As a mid-market retailer with banners such as Zales and Jared, Signet doesn't have the luxury brand power of some other jewelry stocks, making it more sensitive to macroeconomic trends. The company has focused on gaining market share in a fragmented industry by investing in a digital platform it calls connected commerce.
It also has a long history of acquisitions, most recently acquiring Diamonds Direct in 2021 for $490 million. With adjusted operating income expected to be in the neighborhood of $590 million to $675 million in its fiscal 2025, which ends in January 2025, the market may not be appreciating the rebound in the business.
2. Pandora
2. Pandora
Denmark-based Pandora has also been benefiting from the pandemic rebound. The retailer targets a higher-end market than Signet and has about 2,700 stores and more than 4,000 distribution points from retail partners.

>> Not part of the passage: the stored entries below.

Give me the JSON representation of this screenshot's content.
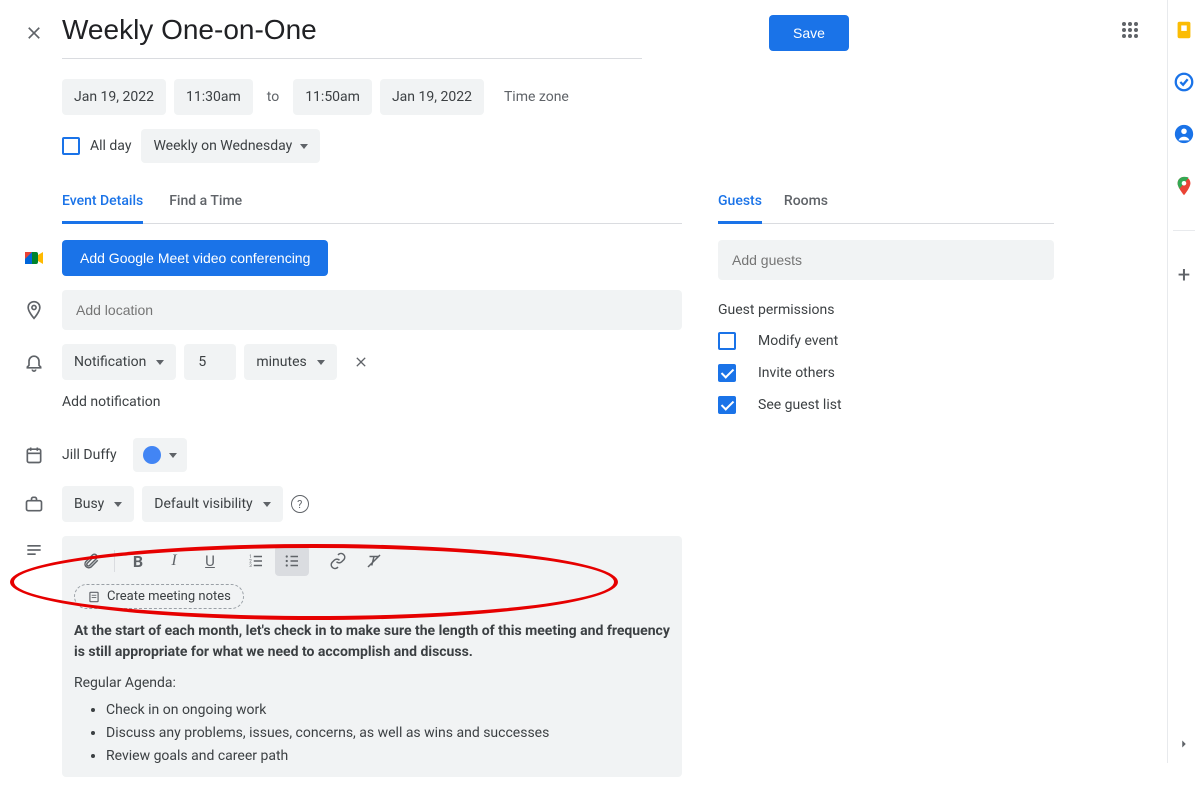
{
  "header": {
    "title": "Weekly One-on-One",
    "save_label": "Save"
  },
  "datetime": {
    "start_date": "Jan 19, 2022",
    "start_time": "11:30am",
    "to_label": "to",
    "end_time": "11:50am",
    "end_date": "Jan 19, 2022",
    "timezone_label": "Time zone"
  },
  "allday": {
    "label": "All day",
    "recurrence": "Weekly on Wednesday"
  },
  "tabs_left": {
    "details": "Event Details",
    "findtime": "Find a Time"
  },
  "meet_button": "Add Google Meet video conferencing",
  "location_placeholder": "Add location",
  "notification": {
    "type": "Notification",
    "value": "5",
    "unit": "minutes"
  },
  "add_notification": "Add notification",
  "owner": "Jill Duffy",
  "availability": {
    "busy": "Busy",
    "visibility": "Default visibility"
  },
  "editor": {
    "create_notes": "Create meeting notes",
    "bold_text": "At the start of each month, let's check in to make sure the length of this meeting and frequency is still appropriate for what we need to accomplish and discuss.",
    "agenda_label": "Regular Agenda:",
    "agenda_items": [
      "Check in on ongoing work",
      "Discuss any problems, issues, concerns, as well as wins and successes",
      "Review goals and career path"
    ]
  },
  "tabs_right": {
    "guests": "Guests",
    "rooms": "Rooms"
  },
  "guests_placeholder": "Add guests",
  "permissions": {
    "title": "Guest permissions",
    "modify": "Modify event",
    "invite": "Invite others",
    "seelist": "See guest list"
  }
}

Pandora has seen strong growth in 2024 with organic revenue growth up 15%, especially in the U.S. It expects full-year organic revenue to grow 9% to 12%.
Thanks to its strong retail presence and advertising spending, the company has become a mindshare leader in the industry, the first company consumers think about when they think of jewelry. For instance, management says that one-third of all Google searches for branded jewelry are for Pandora. Its strong online profile and higher-end price points have helped it achieve strong operating margins. Under its Phoenix strategy, the company invests in personalization and brand reach, expanding its core markets in the U.S. and China. The strategy appears to be paying off.
3. Movado Group
3. Movado Group
Watches are a subsector of the jewelry industry, and Movado Group is one of the biggest publicly traded companies in the watch industry. It designs and distributes high-end watches for Lacoste, Hugo Boss, and Coach.

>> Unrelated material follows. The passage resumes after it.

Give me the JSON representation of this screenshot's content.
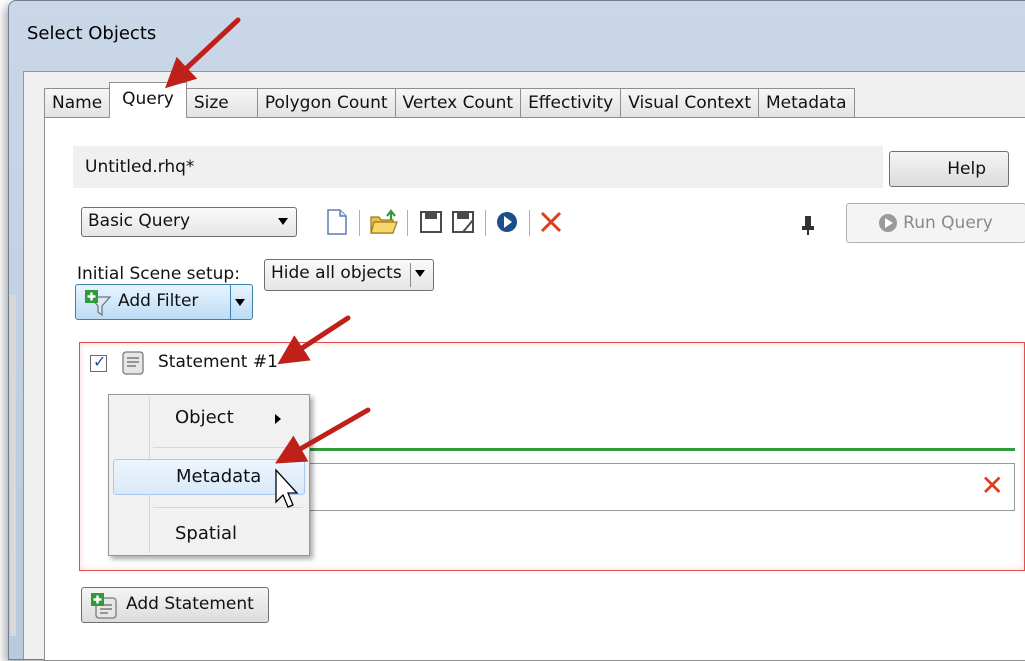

The past decade has been challenging for watchmakers as smartphones have rendered timepieces mostly unnecessary, and smartwatches have added another level of complexity to the market. Movado has jumped into the smartwatch game with luxury pieces that retail for $1,000 and more. Although most of its business still comes from traditional watches, it's a smart move for the company to compete for consumers looking for more high-tech features.

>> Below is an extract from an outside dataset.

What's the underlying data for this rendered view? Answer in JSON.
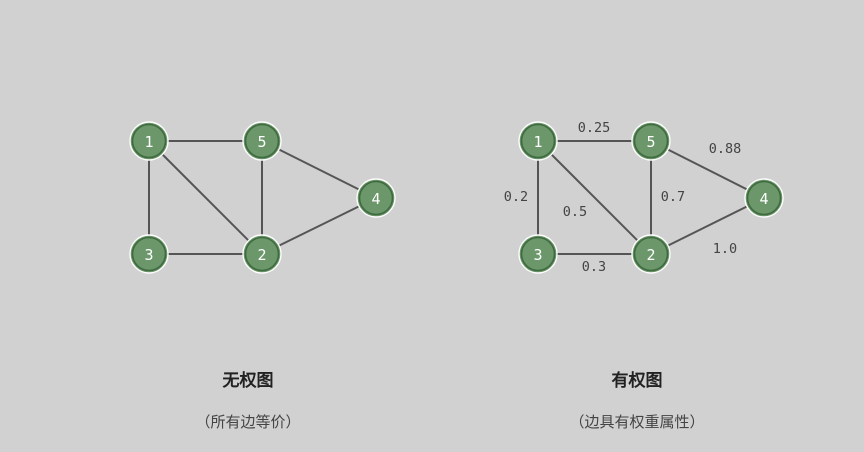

Growth has been a challenge in recent quarters with revenue falling 0.7% in its fiscal second quarter of 2025, and it's still priced like a value stock at a price-to-earnings (P/E) ratio of 12, indicating the market is skeptical of its continuing growth. If it can deliver strong results, the stock has plenty of room to move higher.
Related investing topics
Watch consumer spending
Like luxury items, the diamond market and the broader jewelry sector are sensitive to overall consumer spending since people tend to spend more on such items when the economy is strong. Outside of developing a luxury brand, it's difficult for these companies to build a competitive advantage, but these three are all investing in omnichannel capabilities and other ways of strengthening their relationships with consumers.
The market is forecasting slower growth in the industry since consumers have been pinched by inflation, but that should eventually change, especially with interest rates expected to come down. If jewelry demand bounces back, these stocks could have significant upside ahead of them.